Despite the fact that the Korean government is involved, the SMEs will be paying a market rate for their money. The coupons and yields on their Eurobonds will be set at market rates, as will the terms of the warrants. All the Eurobonds, the notes and the fund itself will be listed in Luxembourg to further enhance the transparency of the deal.

"This project is very important for Korea as it is our chance to shows our capabilities to foreign investors," said Hyoung Keun Oh, Director of the SMBA, speaking at the fund's launch. Indeed, the fund is being marketed as the first chance foreign institutional investors will have to invest in the chosen companies.

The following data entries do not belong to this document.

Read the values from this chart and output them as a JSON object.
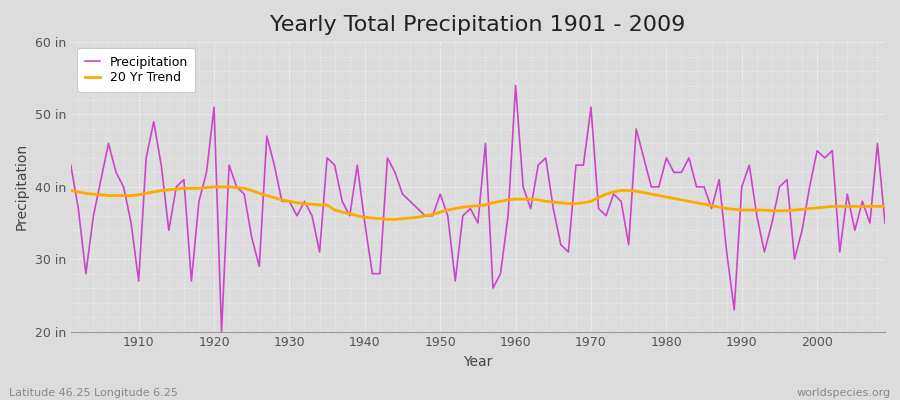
{
  "title": "Yearly Total Precipitation 1901 - 2009",
  "xlabel": "Year",
  "ylabel": "Precipitation",
  "subtitle_left": "Latitude 46.25 Longitude 6.25",
  "subtitle_right": "worldspecies.org",
  "years": [
    1901,
    1902,
    1903,
    1904,
    1905,
    1906,
    1907,
    1908,
    1909,
    1910,
    1911,
    1912,
    1913,
    1914,
    1915,
    1916,
    1917,
    1918,
    1919,
    1920,
    1921,
    1922,
    1923,
    1924,
    1925,
    1926,
    1927,
    1928,
    1929,
    1930,
    1931,
    1932,
    1933,
    1934,
    1935,
    1936,
    1937,
    1938,
    1939,
    1940,
    1941,
    1942,
    1943,
    1944,
    1945,
    1946,
    1947,
    1948,
    1949,
    1950,
    1951,
    1952,
    1953,
    1954,
    1955,
    1956,
    1957,
    1958,
    1959,
    1960,
    1961,
    1962,
    1963,
    1964,
    1965,
    1966,
    1967,
    1968,
    1969,
    1970,
    1971,
    1972,
    1973,
    1974,
    1975,
    1976,
    1977,
    1978,
    1979,
    1980,
    1981,
    1982,
    1983,
    1984,
    1985,
    1986,
    1987,
    1988,
    1989,
    1990,
    1991,
    1992,
    1993,
    1994,
    1995,
    1996,
    1997,
    1998,
    1999,
    2000,
    2001,
    2002,
    2003,
    2004,
    2005,
    2006,
    2007,
    2008,
    2009
  ],
  "precip": [
    43,
    37,
    28,
    36,
    41,
    46,
    42,
    40,
    35,
    27,
    44,
    49,
    43,
    34,
    40,
    41,
    27,
    38,
    42,
    51,
    20,
    43,
    40,
    39,
    33,
    29,
    47,
    43,
    38,
    38,
    36,
    38,
    36,
    31,
    44,
    43,
    38,
    36,
    43,
    35,
    28,
    28,
    44,
    42,
    39,
    38,
    37,
    36,
    36,
    39,
    36,
    27,
    36,
    37,
    35,
    46,
    26,
    28,
    36,
    54,
    40,
    37,
    43,
    44,
    37,
    32,
    31,
    43,
    43,
    51,
    37,
    36,
    39,
    38,
    32,
    48,
    44,
    40,
    40,
    44,
    42,
    42,
    44,
    40,
    40,
    37,
    41,
    31,
    23,
    40,
    43,
    36,
    31,
    35,
    40,
    41,
    30,
    34,
    40,
    45,
    44,
    45,
    31,
    39,
    34,
    38,
    35,
    46,
    35
  ],
  "trend": [
    39.5,
    39.3,
    39.1,
    39.0,
    38.9,
    38.8,
    38.8,
    38.8,
    38.8,
    38.9,
    39.1,
    39.3,
    39.5,
    39.6,
    39.7,
    39.8,
    39.8,
    39.8,
    39.9,
    40.0,
    40.0,
    40.0,
    39.9,
    39.8,
    39.5,
    39.1,
    38.8,
    38.5,
    38.2,
    38.0,
    37.8,
    37.7,
    37.6,
    37.5,
    37.5,
    36.8,
    36.5,
    36.3,
    36.0,
    35.8,
    35.7,
    35.6,
    35.5,
    35.5,
    35.6,
    35.7,
    35.8,
    36.0,
    36.2,
    36.5,
    36.8,
    37.0,
    37.2,
    37.3,
    37.4,
    37.5,
    37.8,
    38.0,
    38.2,
    38.3,
    38.3,
    38.3,
    38.2,
    38.0,
    37.9,
    37.8,
    37.7,
    37.7,
    37.8,
    38.0,
    38.5,
    39.0,
    39.3,
    39.5,
    39.5,
    39.4,
    39.2,
    39.0,
    38.8,
    38.6,
    38.4,
    38.2,
    38.0,
    37.8,
    37.6,
    37.4,
    37.2,
    37.0,
    36.9,
    36.8,
    36.8,
    36.8,
    36.8,
    36.7,
    36.7,
    36.7,
    36.8,
    36.9,
    37.0,
    37.1,
    37.2,
    37.3,
    37.3,
    37.3,
    37.3,
    37.3,
    37.3,
    37.3,
    37.3
  ],
  "precip_color": "#cc44cc",
  "trend_color": "#ffaa00",
  "background_color": "#dcdcdc",
  "plot_bg_color": "#dcdcdc",
  "grid_color": "#ffffff",
  "ylim": [
    20,
    60
  ],
  "yticks": [
    20,
    30,
    40,
    50,
    60
  ],
  "ytick_labels": [
    "20 in",
    "30 in",
    "40 in",
    "50 in",
    "60 in"
  ],
  "xlim": [
    1901,
    2009
  ],
  "title_fontsize": 16,
  "axis_fontsize": 10,
  "tick_fontsize": 9,
  "legend_fontsize": 9
}
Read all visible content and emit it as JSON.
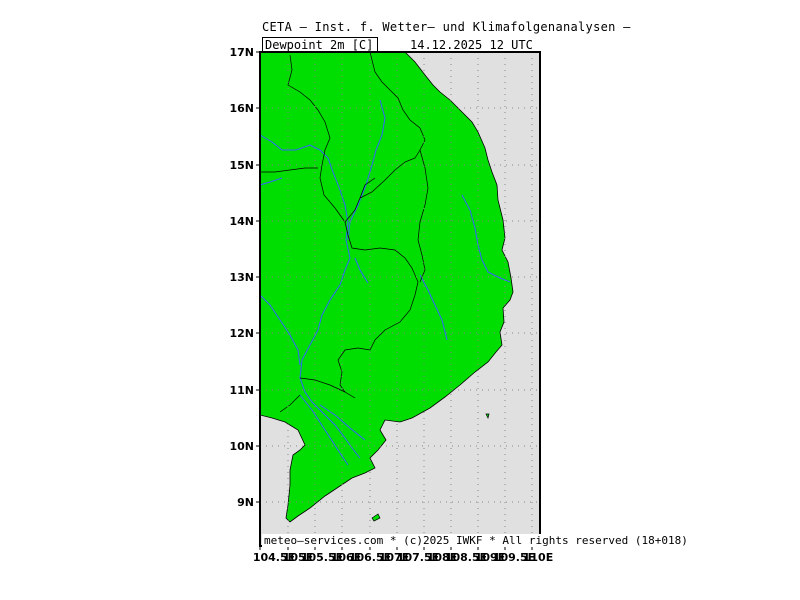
{
  "header": {
    "title": "CETA — Inst. f. Wetter— und Klimafolgenanalysen —",
    "parameter": "Dewpoint_2m_[C]",
    "valid_time": "14.12.2025  12 UTC"
  },
  "footer": {
    "credit": "meteo—services.com * (c)2025 IWKF * All rights reserved (18+018)"
  },
  "axes": {
    "lat_labels": [
      "17N",
      "16N",
      "15N",
      "14N",
      "13N",
      "12N",
      "11N",
      "10N",
      "9N"
    ],
    "lon_labels": [
      "104.5E",
      "105E",
      "105.5E",
      "106E",
      "106.5E",
      "107E",
      "107.5E",
      "108E",
      "108.5E",
      "109E",
      "109.5E",
      "110E"
    ]
  },
  "colors": {
    "land_fill": "#00dd00",
    "sea_fill": "#e0e0e0",
    "rivers": "#3366ff",
    "borders": "#000000",
    "grid": "#888888"
  }
}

The fund was launched in Hong Kong on Thursday amid a roadshow featuring some 17 of the participating companies. There was standing room only in the presentation room as a variety of international fixed income, straight equity and private equity investors listened to the small companies make presentations about their businesses.

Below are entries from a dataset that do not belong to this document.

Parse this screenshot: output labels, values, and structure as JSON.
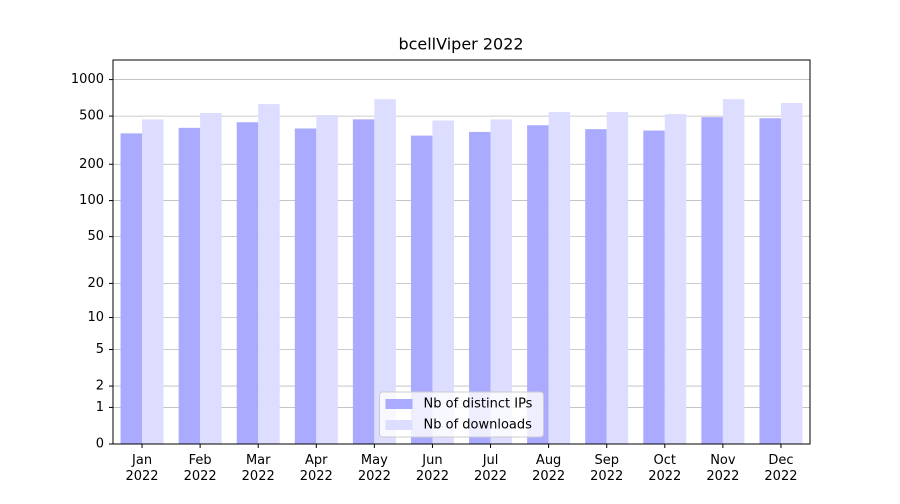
{
  "chart_data": {
    "type": "bar",
    "title": "bcellViper 2022",
    "categories": [
      "Jan 2022",
      "Feb 2022",
      "Mar 2022",
      "Apr 2022",
      "May 2022",
      "Jun 2022",
      "Jul 2022",
      "Aug 2022",
      "Sep 2022",
      "Oct 2022",
      "Nov 2022",
      "Dec 2022"
    ],
    "series": [
      {
        "name": "Nb of distinct IPs",
        "color": "#aaaaff",
        "values": [
          360,
          400,
          445,
          395,
          470,
          345,
          370,
          420,
          390,
          380,
          490,
          480
        ]
      },
      {
        "name": "Nb of downloads",
        "color": "#ddddff",
        "values": [
          470,
          530,
          628,
          510,
          690,
          460,
          470,
          540,
          540,
          519,
          690,
          641
        ]
      }
    ],
    "yscale": "log1p",
    "ylim": [
      0,
      1450
    ],
    "yticks": [
      0,
      1,
      2,
      5,
      10,
      20,
      50,
      100,
      200,
      500,
      1000
    ],
    "grid": true,
    "legend": "lower center"
  }
}
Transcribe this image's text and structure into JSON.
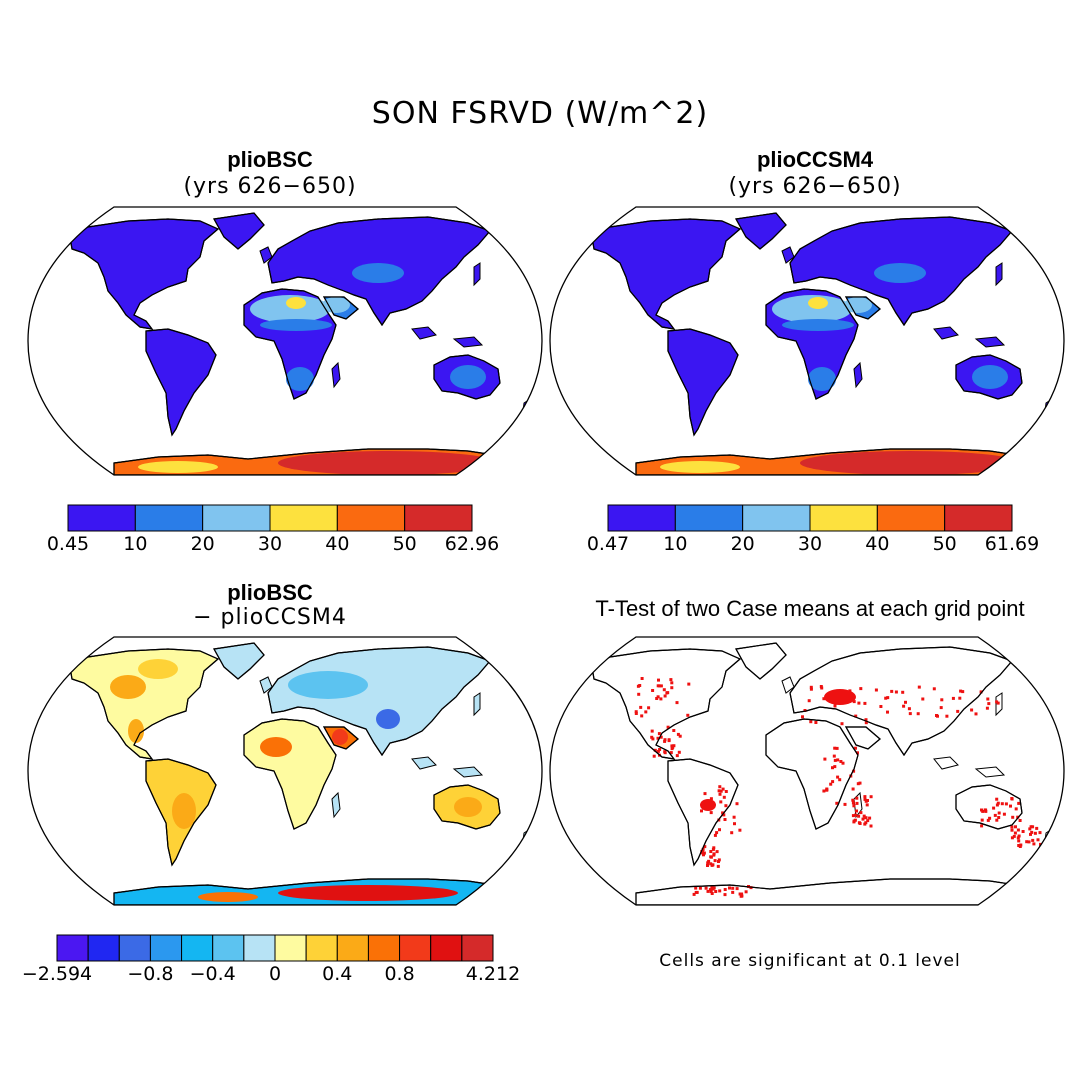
{
  "title": "SON FSRVD (W/m^2)",
  "panels": [
    {
      "id": "a",
      "title": "plioBSC",
      "subtitle": "(yrs 626−650)",
      "colorbar": {
        "labels": [
          "0.45",
          "10",
          "20",
          "30",
          "40",
          "50",
          "62.96"
        ]
      }
    },
    {
      "id": "b",
      "title": "plioCCSM4",
      "subtitle": "(yrs 626−650)",
      "colorbar": {
        "labels": [
          "0.47",
          "10",
          "20",
          "30",
          "40",
          "50",
          "61.69"
        ]
      }
    },
    {
      "id": "c",
      "title": "plioBSC",
      "subtitle": "− plioCCSM4",
      "colorbar": {
        "labels": [
          "−2.594",
          "−0.8",
          "−0.4",
          "0",
          "0.4",
          "0.8",
          "4.212"
        ]
      }
    },
    {
      "id": "d",
      "title": "T-Test of two Case means at each grid point",
      "note": "Cells are significant at 0.1 level"
    }
  ],
  "colors": {
    "seq": [
      "#3b16f2",
      "#2a7de8",
      "#80c4ef",
      "#fde13e",
      "#fa6a10",
      "#d52a2a"
    ],
    "div": [
      "#4b17f2",
      "#2027f2",
      "#3b6ae6",
      "#2b98ef",
      "#14b6f2",
      "#5cc3f0",
      "#b7e3f5",
      "#fefba0",
      "#fed237",
      "#fbaa17",
      "#fa7106",
      "#f23a1a",
      "#e01111",
      "#d52a2a"
    ],
    "signif": "#ee1111"
  }
}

The participating companies are being selected out of a universe of 400 SMEs invited by the SMBA to participate. Approximately 40% of the chosen companies will be from the IT sector, 20% will be biotech or related companies and the rest will be from a variety of other industries. The companies include a sewage management company and a video game manufacturer. Generally, they will be companies that are leaders in their field due to technological skill but are too small for international investors to take an interest. They will also be export orientated so that their earnings will be immune to Korean Won currency shocks.

Tong Yang has proved itself something of a leader in the issuance of bonds with warrants from Korea. Earlier this year, it issued a five-year dollar deal for Hanaro Telecom to international investors. The firm's managing director, Kim Chong-Dae reports that Tong Yang has issued over $1 billion of bonds with warrants attached in the past year alone.

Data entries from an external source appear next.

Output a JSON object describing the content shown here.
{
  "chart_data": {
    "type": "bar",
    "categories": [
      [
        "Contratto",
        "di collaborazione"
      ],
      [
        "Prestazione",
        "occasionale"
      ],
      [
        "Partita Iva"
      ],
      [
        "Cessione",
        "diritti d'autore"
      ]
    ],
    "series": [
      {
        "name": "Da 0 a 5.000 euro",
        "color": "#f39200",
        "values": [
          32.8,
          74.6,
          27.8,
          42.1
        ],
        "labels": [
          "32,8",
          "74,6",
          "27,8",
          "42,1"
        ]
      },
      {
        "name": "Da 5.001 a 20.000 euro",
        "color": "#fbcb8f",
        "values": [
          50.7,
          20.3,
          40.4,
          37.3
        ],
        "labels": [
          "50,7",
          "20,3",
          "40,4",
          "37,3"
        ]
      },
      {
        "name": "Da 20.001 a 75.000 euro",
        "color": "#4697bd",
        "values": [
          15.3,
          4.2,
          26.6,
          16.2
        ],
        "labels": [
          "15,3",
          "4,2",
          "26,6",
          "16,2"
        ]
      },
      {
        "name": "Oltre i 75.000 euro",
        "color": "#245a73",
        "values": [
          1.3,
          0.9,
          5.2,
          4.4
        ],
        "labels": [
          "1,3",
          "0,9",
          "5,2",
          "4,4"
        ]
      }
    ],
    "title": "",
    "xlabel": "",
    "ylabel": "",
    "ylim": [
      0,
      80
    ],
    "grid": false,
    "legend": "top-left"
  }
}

ADM Capital is a specialist Hong Kong fund manager, founded four years ago by the exuberant pairing of Chris Botsford and Robert Appleby. Initially, it was a distressed debt investor but the firm has since expanded into corporate advisory services and investment management activities.

The present deal, if successful, will serve as a useful blueprint for attracting foreign capital into companies that have trouble accessing international money due to their small size and credit concerns. Indeed, the group that put the fund together report that there could be interest in a similar scheme in China or Singapore. It will be interesting to see if they can repeat their success or if someone will copy their idea first.

The fund aims to close on November 19, but between then and now the final list of companies has to be decided and then each company will have to issue its Eurobonds into the fund. The paperwork is apparently keeping three firms of accountants, three law firms and the two investment banks busy 18 hours a day, seven days a week. Given that Korea only issues around 20 Eurobonds a year, the scale of this undertaking is huge. The commitment shown by the arrangers and managers of the deal to take their fees in the upside of the fund, shows how much they believe - and hope - it will work.

Anthony Wood, a director of ADM Capital, showed the team's belief when he noted, "the fund will provide investors with an exposure to a high quality mix of small cap companies in Korea, It is from these companies that we anticipate seeing the stars of tomorrow."